Monday, September 14, 2009

A lenient URL decoder for Java


The URLDecoder class in the JDK insists on doing a strict parsing of escape characters in an encoded URL string. Sometimes, the application might want to decode correctly escaped string sequences and leave incorrect sequences intact. In fact the Sun documentation states that this aspect of decode handling is implementation dependent. However, Sun's implementation is strict - it throws an exception when it encounters improper escape sequences rather than treating them like regular text.

I couldn't find a lenient implementation so hand-crafted this from the original source for URLDecode class found here.

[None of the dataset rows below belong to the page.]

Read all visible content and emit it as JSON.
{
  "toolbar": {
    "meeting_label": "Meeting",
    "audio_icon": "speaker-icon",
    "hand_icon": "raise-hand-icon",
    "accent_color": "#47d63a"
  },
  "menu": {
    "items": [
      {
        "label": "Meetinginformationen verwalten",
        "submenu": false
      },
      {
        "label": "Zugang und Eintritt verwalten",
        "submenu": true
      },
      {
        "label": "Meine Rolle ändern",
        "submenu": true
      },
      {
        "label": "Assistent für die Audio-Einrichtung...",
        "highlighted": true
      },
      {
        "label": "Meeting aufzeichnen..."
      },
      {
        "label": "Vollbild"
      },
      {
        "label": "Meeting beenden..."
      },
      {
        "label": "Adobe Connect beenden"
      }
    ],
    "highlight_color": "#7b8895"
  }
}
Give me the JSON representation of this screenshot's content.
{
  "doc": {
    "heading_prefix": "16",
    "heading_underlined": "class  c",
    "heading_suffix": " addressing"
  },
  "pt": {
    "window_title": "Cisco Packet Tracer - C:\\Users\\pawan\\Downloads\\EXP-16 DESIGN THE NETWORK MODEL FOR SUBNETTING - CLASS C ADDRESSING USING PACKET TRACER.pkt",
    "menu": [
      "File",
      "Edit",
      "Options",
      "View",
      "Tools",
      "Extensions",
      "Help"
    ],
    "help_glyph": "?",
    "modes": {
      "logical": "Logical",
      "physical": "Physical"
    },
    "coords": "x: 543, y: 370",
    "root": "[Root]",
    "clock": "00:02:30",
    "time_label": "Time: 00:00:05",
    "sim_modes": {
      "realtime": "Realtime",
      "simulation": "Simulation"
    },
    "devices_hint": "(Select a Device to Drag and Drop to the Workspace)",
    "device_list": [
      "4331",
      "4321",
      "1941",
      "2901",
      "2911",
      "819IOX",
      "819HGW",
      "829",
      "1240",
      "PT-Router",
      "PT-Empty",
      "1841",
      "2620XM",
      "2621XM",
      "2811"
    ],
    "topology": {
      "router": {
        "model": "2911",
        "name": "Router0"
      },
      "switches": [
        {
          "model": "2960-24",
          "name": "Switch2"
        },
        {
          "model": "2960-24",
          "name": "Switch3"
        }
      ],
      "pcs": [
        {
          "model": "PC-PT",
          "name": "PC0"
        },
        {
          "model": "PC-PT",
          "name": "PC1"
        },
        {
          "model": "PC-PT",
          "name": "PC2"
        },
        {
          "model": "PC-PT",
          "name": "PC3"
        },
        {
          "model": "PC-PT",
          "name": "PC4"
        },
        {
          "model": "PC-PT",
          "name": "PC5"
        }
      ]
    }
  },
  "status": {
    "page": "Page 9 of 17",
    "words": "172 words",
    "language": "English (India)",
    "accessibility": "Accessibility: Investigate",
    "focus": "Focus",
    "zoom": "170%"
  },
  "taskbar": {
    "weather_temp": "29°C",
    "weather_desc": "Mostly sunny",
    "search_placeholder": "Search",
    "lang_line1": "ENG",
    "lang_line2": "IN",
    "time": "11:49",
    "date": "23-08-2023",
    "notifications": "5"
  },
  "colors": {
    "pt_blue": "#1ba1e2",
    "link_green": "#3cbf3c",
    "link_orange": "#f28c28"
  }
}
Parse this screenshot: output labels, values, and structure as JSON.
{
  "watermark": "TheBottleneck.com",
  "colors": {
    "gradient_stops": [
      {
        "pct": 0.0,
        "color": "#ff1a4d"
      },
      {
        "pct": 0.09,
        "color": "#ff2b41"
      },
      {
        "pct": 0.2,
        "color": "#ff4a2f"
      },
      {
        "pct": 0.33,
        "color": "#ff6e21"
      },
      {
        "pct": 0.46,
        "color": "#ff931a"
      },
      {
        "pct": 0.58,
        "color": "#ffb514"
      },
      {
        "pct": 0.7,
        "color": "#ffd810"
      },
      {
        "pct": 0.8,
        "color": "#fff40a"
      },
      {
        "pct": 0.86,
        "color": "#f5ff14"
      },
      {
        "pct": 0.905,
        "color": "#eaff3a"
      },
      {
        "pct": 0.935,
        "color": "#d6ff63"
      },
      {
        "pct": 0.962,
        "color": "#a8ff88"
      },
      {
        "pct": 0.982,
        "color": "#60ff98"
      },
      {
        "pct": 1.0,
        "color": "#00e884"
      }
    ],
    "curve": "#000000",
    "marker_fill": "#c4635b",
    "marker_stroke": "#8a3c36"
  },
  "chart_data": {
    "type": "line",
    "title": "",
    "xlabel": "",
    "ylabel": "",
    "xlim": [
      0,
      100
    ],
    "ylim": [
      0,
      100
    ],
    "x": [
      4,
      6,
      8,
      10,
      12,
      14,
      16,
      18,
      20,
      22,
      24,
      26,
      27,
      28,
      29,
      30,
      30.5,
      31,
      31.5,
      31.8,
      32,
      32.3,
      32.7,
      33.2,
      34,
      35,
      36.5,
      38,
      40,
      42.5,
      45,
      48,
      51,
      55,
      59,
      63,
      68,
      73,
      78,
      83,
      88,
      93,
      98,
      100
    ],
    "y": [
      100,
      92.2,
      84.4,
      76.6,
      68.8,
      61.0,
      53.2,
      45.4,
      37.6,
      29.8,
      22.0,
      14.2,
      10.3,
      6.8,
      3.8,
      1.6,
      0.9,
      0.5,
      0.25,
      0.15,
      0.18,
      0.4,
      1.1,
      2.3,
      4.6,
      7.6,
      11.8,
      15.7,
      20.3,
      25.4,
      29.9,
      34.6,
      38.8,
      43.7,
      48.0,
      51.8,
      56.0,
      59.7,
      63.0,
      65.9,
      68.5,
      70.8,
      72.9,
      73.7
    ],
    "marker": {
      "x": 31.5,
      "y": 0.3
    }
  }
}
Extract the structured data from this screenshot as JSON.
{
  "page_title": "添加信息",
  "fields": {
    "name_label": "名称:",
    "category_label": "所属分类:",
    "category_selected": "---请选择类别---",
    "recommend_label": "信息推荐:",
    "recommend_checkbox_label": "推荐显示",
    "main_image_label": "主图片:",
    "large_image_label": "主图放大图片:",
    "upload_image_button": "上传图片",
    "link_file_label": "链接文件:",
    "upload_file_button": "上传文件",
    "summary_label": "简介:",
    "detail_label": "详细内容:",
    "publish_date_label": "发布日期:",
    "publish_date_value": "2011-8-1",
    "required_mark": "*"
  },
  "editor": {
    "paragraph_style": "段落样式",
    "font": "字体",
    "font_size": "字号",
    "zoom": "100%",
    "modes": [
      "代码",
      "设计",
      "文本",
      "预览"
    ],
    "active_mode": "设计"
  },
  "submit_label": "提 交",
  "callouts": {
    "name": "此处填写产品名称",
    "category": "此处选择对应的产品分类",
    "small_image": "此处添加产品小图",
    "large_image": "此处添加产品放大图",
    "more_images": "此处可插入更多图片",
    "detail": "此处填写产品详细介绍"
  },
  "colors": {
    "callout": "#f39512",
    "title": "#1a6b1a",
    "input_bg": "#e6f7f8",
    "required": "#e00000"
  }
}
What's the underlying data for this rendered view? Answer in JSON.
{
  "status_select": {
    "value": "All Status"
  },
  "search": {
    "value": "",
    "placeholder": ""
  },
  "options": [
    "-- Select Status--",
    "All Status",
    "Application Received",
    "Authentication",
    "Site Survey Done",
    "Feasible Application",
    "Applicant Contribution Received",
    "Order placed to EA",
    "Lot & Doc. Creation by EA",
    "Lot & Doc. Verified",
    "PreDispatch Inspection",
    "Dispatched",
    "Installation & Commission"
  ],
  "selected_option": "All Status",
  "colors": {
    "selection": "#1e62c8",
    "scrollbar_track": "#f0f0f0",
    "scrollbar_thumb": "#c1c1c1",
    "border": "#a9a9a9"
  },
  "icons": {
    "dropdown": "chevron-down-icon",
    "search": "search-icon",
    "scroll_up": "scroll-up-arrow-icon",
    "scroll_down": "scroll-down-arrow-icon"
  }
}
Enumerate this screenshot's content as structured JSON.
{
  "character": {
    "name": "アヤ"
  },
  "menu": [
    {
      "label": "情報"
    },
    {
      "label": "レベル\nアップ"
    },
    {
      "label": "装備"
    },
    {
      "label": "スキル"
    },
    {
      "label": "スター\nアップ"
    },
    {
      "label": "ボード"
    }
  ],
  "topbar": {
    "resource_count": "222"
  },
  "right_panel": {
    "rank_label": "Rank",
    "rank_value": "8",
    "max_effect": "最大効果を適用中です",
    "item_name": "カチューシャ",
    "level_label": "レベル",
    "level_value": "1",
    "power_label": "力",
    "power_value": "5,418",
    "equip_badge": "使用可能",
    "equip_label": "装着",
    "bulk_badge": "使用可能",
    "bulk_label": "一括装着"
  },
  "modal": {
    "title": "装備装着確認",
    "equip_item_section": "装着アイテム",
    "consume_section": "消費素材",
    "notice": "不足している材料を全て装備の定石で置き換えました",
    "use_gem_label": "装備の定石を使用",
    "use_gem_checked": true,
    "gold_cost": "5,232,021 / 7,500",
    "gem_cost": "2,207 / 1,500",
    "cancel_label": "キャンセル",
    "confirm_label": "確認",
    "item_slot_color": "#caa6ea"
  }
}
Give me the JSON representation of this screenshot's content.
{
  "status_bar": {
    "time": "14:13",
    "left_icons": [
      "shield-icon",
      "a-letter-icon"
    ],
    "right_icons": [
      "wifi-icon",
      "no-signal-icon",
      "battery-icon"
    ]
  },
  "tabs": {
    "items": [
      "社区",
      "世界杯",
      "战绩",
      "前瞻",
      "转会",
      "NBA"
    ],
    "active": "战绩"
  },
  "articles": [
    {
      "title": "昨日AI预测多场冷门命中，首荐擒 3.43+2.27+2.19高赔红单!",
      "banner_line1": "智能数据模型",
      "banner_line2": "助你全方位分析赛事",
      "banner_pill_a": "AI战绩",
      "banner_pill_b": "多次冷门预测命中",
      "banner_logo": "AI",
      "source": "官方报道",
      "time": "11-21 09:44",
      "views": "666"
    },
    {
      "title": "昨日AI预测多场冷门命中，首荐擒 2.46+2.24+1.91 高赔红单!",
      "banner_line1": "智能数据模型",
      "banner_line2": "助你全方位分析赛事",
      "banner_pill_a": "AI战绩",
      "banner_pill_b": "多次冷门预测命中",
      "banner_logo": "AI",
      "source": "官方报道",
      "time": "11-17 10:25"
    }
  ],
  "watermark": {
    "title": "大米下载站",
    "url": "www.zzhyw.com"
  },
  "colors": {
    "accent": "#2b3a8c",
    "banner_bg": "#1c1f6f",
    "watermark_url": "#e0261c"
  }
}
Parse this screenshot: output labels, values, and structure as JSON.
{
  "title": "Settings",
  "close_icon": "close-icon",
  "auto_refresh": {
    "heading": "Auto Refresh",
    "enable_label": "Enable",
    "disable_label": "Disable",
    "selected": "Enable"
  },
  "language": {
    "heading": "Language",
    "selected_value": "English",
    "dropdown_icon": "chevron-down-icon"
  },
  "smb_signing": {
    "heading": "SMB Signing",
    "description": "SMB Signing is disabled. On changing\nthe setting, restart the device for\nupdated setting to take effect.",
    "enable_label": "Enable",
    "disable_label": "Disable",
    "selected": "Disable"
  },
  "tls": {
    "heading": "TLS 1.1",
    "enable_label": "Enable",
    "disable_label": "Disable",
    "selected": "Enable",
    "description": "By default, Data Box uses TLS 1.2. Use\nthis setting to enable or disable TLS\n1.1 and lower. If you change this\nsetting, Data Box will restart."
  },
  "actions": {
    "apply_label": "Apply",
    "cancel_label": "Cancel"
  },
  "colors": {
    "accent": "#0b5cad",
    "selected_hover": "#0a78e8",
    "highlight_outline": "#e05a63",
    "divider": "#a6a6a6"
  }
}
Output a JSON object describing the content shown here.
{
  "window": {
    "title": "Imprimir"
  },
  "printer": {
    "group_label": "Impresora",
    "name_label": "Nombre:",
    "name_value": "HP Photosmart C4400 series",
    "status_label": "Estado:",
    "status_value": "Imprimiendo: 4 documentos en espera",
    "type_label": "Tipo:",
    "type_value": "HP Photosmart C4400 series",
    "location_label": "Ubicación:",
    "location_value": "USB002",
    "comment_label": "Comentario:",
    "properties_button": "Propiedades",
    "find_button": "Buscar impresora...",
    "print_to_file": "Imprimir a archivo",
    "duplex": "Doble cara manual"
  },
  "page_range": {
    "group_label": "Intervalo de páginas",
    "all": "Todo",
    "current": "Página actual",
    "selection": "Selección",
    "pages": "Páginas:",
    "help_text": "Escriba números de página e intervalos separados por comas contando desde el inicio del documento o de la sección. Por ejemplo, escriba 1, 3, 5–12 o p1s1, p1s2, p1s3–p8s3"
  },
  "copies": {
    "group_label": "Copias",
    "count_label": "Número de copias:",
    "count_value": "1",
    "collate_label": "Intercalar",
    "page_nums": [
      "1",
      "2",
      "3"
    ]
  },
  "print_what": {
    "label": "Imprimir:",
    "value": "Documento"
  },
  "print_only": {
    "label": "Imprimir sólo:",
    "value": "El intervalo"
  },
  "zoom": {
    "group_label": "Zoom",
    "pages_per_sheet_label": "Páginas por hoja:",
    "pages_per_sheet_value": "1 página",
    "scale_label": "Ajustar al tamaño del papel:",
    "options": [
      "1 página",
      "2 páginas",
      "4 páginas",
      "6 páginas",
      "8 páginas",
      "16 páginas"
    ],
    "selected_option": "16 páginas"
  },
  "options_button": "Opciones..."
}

Following is the lenient decode.

    public static String decodeLenient(String s, String enc)
throws UnsupportedEncodingException {

boolean needToChange = false;
StringBuffer sb = new StringBuffer();
int numChars = s.length();
int i = 0;

if (enc.length() == 0) {
throw new UnsupportedEncodingException("URLDecoder: empty string enc parameter");
}

while (i < numChars) {
char c = s.charAt(i);
switch (c) {
case '+':
sb.append(' ');
i++;
needToChange = true;
break;
case '%':
/*
# * Starting with this instance of %, process all
# * consecutive substrings of the form %xy. Each
# * substring %xy will yield a byte. Convert all
# * consecutive bytes obtained this way to whatever
# * character(s) they represent in the provided
# * encoding.
# */

// (numChars-i)/3 is an upper bound for the number
// of remaining bytes
byte[] bytes = new byte[(numChars - i) / 3];
int pos = 0;

while (((i + 2) < numChars) &&
(c == '%')) {
String hex = s.substring(i + 1, i + 3);
try {
bytes[pos] =
(byte) Integer.parseInt(hex, 16);
pos++;
} catch (NumberFormatException e) {
sb.append(new String(bytes, 0, pos, enc));
sb.append("%");
sb.append(hex);
pos = 0;
}

i += 3;
if (i < numChars)
c = s.charAt(i);
}

sb.append(new String(bytes, 0, pos, enc));

// A trailing, incomplete byte encoding such as
// "%x" will be treated as unencoded text
if ((i < numChars) && (c == '%')) {
for (; i<numChars; i++) {
sb.append(s.charAt(i));
}

}

needToChange = true;
break;
default:
sb.append(c);
i++;
break;
}
}

return (needToChange ? sb.toString() : s);
}
}

1 comment:

Anonymous said...

This was a life saver for me. Thank you very much, sir!